Je me demandais au départ s’il s’agissait d’une spécificité asiatique, mais Jean-Louis Fréchin a récemment twitté 2 vidéos réalisées par Philips en 1967 pour présenter evoluon, un bâtiment entier dédié aux nouvelles technologies, à leurs inventions, à la façon dont elles changent la vie, etc. : Evoluon – exemples d’exposition sur l’innovation
Si vous regardez les vidéos, vous constaterez que les moyens sont là. Le bâtiment est énorme et son architecture est impressionnante. La musique est originale et a été écrite spécialement par Jaap Hofland. Parents, enfants, badauts, le public se pressait à evoluon.
Autant d’éléments qui ont disparus de la vision occidentale de l’innovation, très centrée sur “la” recherche et sa “valorisation.” Un positionnement qui fait la part belle au progrès technologique mais qui laisse de coté l’innovation par la régression, l’open innovation, le peer-to-peer, l’importance des inputs externes, etc.
Au contraire, les asiatiques n’hésitent pas à mettre l’innovation en scène.
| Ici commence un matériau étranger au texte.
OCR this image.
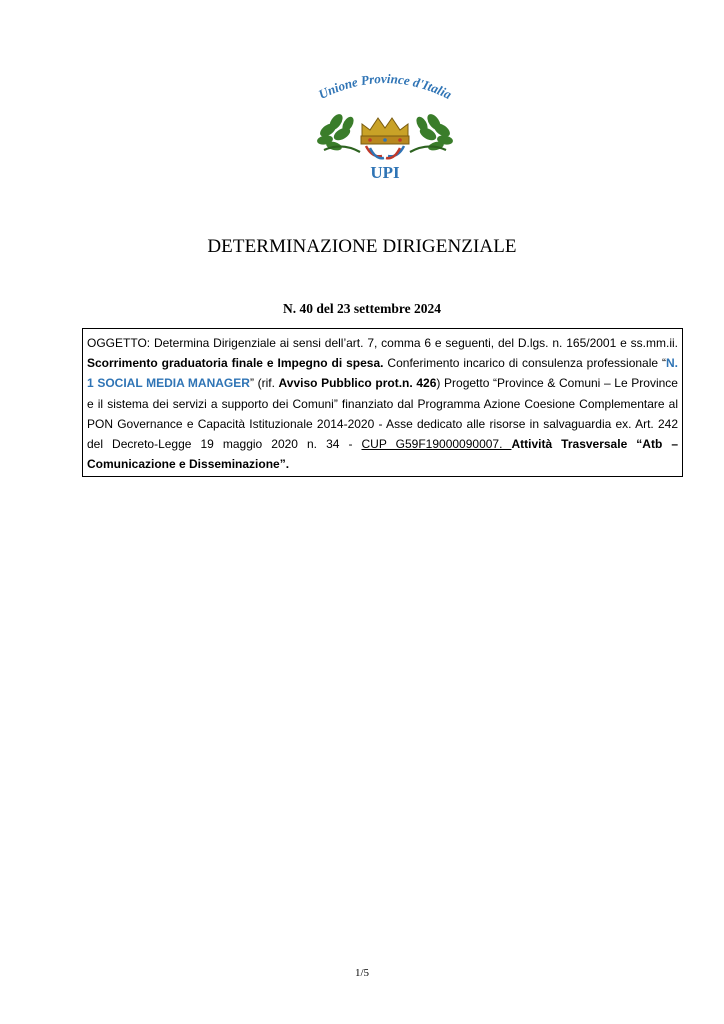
Unione Province d'Italia
UPI
DETERMINAZIONE DIRIGENZIALE
N. 40 del 23 settembre 2024

OGGETTO: Determina Dirigenziale ai sensi dell’art. 7, comma 6 e seguenti, del D.lgs. n. 165/2001 e ss.mm.ii. Scorrimento graduatoria finale e Impegno di spesa. Conferimento incarico di consulenza professionale “N. 1 SOCIAL MEDIA MANAGER” (rif. Avviso Pubblico prot.n. 426) Progetto “Province & Comuni – Le Province e il sistema dei servizi a supporto dei Comuni” finanziato dal Programma Azione Coesione Complementare al PON Governance e Capacità Istituzionale 2014-2020 - Asse dedicato alle risorse in salvaguardia ex. Art. 242 del Decreto-Legge 19 maggio 2020 n. 34 - CUP G59F19000090007. Attività Trasversale “Atb – Comunicazione e Disseminazione”.

1/5
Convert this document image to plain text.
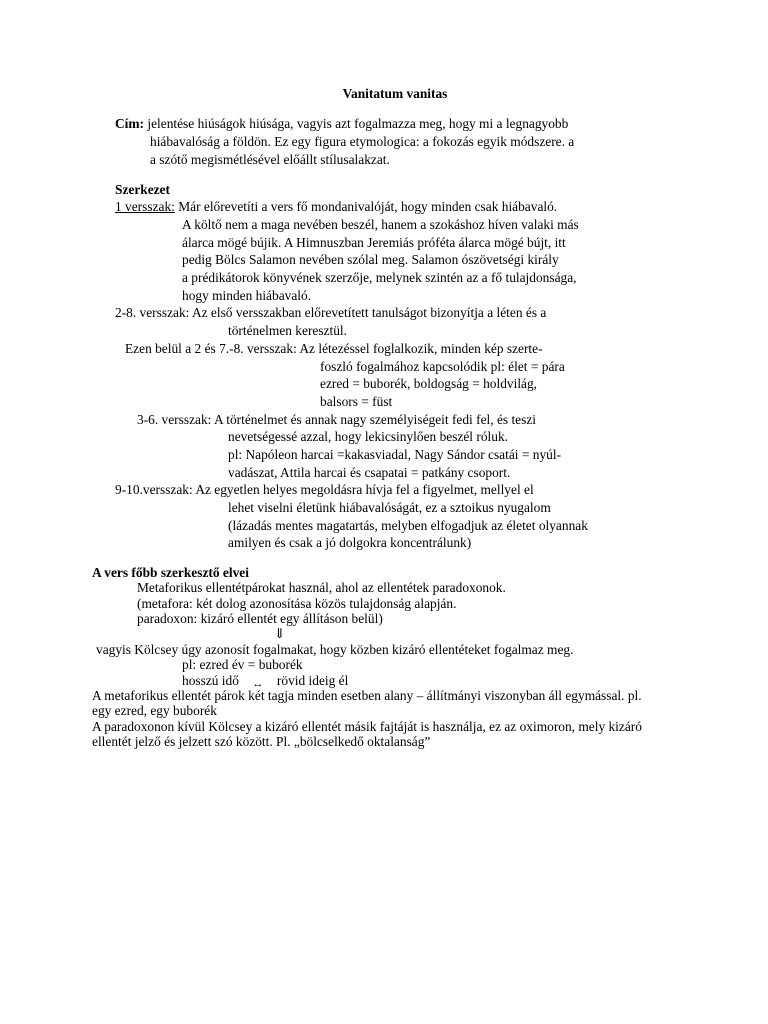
Vanitatum vanitas
Cím: jelentése hiúságok hiúsága, vagyis azt fogalmazza meg, hogy mi a legnagyobb
hiábavalóság a földön. Ez egy figura etymologica: a fokozás egyik módszere. a
a szótő megismétlésével előállt stílusalakzat.
Szerkezet
1 versszak: Már előrevetíti a vers fő mondanivalóját, hogy minden csak hiábavaló.
A költő nem a maga nevében beszél, hanem a szokáshoz híven valaki más
álarca mögé bújik. A Himnuszban Jeremiás próféta álarca mögé bújt, itt
pedig Bölcs Salamon nevében szólal meg. Salamon ószövetségi király
a prédikátorok könyvének szerzője, melynek szintén az a fő tulajdonsága,
hogy minden hiábavaló.
2-8. versszak: Az első versszakban előrevetített tanulságot bizonyítja a léten és a
történelmen keresztül.
Ezen belül a 2 és 7.-8. versszak: Az létezéssel foglalkozik, minden kép szerte-
foszló fogalmához kapcsolódik pl: élet = pára
ezred = buborék, boldogság = holdvilág,
balsors = füst
3-6. versszak: A történelmet és annak nagy személyiségeit fedi fel, és teszi
nevetségessé azzal, hogy lekicsinylően beszél róluk.
pl: Napóleon harcai =kakasviadal, Nagy Sándor csatái = nyúl-
vadászat, Attila harcai és csapatai = patkány csoport.
9-10.versszak: Az egyetlen helyes megoldásra hívja fel a figyelmet, mellyel el
lehet viselni életünk hiábavalóságát, ez a sztoikus nyugalom
(lázadás mentes magatartás, melyben elfogadjuk az életet olyannak
amilyen és csak a jó dolgokra koncentrálunk)
A vers főbb szerkesztő elvei
Metaforikus ellentétpárokat használ, ahol az ellentétek paradoxonok.
(metafora: két dolog azonosítása közös tulajdonság alapján.
paradoxon: kizáró ellentét egy állításon belül)
⇓
vagyis Kölcsey úgy azonosít fogalmakat, hogy közben kizáró ellentéteket fogalmaz meg.
pl: ezred év = buborék
hosszú idő ↔ rövid ideig él
A metaforikus ellentét párok két tagja minden esetben alany – állítmányi viszonyban áll egymással. pl.
egy ezred, egy buborék
A paradoxonon kívül Kölcsey a kizáró ellentét másik fajtáját is használja, ez az oximoron, mely kizáró
ellentét jelző és jelzett szó között. Pl. „bölcselkedő oktalanság”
Voyez plutôt ces quelques exemples.

Des maquettes incroyables, comme celle-ci présentant la zone industrielle de Songdo dont Henri Verdier a récemment parlé dans un de ses posts : Songdo City : le numérique en Corée, c’est de l’investissement lourd !

Des scénarisations comme celle-ci : les responsables de cernet, le renater chinois, vous demandent de vous asseoir dans une salle confortable, vous donnent quelques éléments d’information, puis ils éteignent les lumières et soudain les murs se révèlent être des miroirs sans taint qui découvrent la salle de contrôle de leur réseau juste derrière.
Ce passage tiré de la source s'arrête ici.